Sure, injuries suck, and being too fatigued to train with intensity can be frustrating but when you suddenly lose that passion or motivation to lift, this can be much more difficult to recover from. Deloads are mainly used to manage mental fatigue which is not discussed enough and is one of the key considerations that I’ll cover shortly.
Planning for a deload week is a preventative method used to prevent fatigue and performance issues. Our bodies work in waves and cannot function at 100% capacity every day so pushing each workout to the limit will eventually lead to a breaking point for muscles, CNS, and mentality.
With that said, everyone is a unique individual and can cope with training stimulus differently. Therefore, selecting a deload every 4-6 weeks in a training cycle is an arbitrary number that just seems to have been adopted over the years as an acceptable time frame.
The issue is that most people might not need a deload this frequently. Your individual mindset should determine when you need to deload. Everyone can have a bad training session but people will need a mental break from hard training at different periods of a training cycle.

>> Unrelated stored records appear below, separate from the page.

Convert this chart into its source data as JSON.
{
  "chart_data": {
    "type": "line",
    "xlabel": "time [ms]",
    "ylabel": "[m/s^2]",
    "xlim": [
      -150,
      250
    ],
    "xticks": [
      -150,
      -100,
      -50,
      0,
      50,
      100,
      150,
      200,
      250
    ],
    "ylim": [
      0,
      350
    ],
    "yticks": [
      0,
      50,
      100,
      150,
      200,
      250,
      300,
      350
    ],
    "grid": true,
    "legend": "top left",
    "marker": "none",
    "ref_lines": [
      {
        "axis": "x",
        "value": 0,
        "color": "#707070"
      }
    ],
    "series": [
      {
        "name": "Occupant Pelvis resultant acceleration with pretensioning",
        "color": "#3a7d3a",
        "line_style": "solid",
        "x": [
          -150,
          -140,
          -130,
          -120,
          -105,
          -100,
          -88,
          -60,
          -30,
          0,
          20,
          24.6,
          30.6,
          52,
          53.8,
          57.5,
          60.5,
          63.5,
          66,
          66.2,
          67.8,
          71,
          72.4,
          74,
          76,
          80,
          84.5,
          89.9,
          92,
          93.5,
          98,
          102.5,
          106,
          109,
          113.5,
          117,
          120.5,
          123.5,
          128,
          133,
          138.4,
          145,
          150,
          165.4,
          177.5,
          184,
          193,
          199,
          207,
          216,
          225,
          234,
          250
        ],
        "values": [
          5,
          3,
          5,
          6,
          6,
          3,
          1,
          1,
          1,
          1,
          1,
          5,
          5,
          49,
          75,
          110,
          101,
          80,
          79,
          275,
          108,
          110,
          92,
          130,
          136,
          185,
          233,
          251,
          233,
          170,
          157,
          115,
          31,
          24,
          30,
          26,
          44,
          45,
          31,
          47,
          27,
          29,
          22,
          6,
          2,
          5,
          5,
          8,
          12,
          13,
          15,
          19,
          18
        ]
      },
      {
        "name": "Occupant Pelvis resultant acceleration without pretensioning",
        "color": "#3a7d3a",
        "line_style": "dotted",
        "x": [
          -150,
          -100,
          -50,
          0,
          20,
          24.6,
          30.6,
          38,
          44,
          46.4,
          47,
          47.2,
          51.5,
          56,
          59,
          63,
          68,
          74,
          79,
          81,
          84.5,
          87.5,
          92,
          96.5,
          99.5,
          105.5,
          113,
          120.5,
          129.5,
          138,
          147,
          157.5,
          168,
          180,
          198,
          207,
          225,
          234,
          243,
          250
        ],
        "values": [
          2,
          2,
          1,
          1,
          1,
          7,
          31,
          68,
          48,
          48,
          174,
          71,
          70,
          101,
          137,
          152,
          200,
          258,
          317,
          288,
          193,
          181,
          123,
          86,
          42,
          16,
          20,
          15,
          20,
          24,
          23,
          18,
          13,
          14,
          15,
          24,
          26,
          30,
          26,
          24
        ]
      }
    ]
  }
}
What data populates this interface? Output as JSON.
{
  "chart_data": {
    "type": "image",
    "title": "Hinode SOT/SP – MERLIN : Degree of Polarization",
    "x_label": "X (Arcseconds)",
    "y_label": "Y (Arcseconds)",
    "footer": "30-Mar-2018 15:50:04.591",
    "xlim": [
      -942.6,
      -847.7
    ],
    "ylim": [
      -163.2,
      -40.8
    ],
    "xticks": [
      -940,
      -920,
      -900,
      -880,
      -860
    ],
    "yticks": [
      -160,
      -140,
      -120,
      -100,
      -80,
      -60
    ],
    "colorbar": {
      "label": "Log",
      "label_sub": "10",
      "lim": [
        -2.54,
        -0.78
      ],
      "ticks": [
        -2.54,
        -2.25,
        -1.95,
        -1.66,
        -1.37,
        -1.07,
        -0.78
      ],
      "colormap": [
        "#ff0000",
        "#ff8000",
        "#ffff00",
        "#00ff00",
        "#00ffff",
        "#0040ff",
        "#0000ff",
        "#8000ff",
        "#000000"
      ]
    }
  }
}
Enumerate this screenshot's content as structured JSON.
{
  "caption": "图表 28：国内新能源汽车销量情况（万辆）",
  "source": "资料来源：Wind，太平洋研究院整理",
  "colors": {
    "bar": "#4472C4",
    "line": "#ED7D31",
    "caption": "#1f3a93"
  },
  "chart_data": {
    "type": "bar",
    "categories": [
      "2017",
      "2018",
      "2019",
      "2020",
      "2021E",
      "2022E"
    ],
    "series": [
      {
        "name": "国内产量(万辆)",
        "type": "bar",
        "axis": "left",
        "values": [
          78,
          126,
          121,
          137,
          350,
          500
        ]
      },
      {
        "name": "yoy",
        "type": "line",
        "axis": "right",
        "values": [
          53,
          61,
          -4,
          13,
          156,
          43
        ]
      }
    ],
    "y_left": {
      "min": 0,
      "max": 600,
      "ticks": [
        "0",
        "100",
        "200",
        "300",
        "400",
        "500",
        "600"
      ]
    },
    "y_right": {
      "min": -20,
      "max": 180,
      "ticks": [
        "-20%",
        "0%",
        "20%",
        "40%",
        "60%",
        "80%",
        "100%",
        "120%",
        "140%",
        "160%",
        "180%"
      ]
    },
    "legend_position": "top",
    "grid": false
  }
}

If a deload is planned for the 4th week but you mentally feel like you could push the boundaries that week, you could be missing out on potential progress and deloading when you simply don’t need to. This is why it’s difficult to optimally plan a deload.
While you can put systems in place to prevent the onset of fatigue or injury, it’s not yet possible to plan this in the most optimal way and most deloads are either done at the wrong period of time or when they are simply not needed.
This is more true for elite athletes though. If you are someone that’s a hobbyist lifter and not competing, it’s better to take the deload every 4 – 6 weeks and accept it might not be the “optimal” time to take it rather than trying to judge it yourself and ending up getting it completely wrong.
When it comes to needing to deload, you also need to consider whether you are really pushing yourself too hard or whether you are just generally tired from everyday life (stress, work, money, social commitments).
There’s a big difference between needing to pull back training volume/intensity inside the gym or taking a break outside of the gym.
For average lifters, John Meadows has a good summary for taking deloads in this video below:
Some form of a deload is a necessity for everyone through the year. You can’t constantly push your body to adapt and grow without ever giving it a break. A deload is different from a week off though and is used to taper down your volume whilst allowing for some recovery and prevention of fatigue.
Failing to take a deload could lead to a host of negative consequences, especially for those training at a higher level. There’s a risk of injury, CNS fatigue, stunted progress in your lifts, and even the loss of all motivation to hit the weights!
An optimal way to deload may not be in existence yet but implementing it in some form throughout the year is much better than the alternative of failing to do so.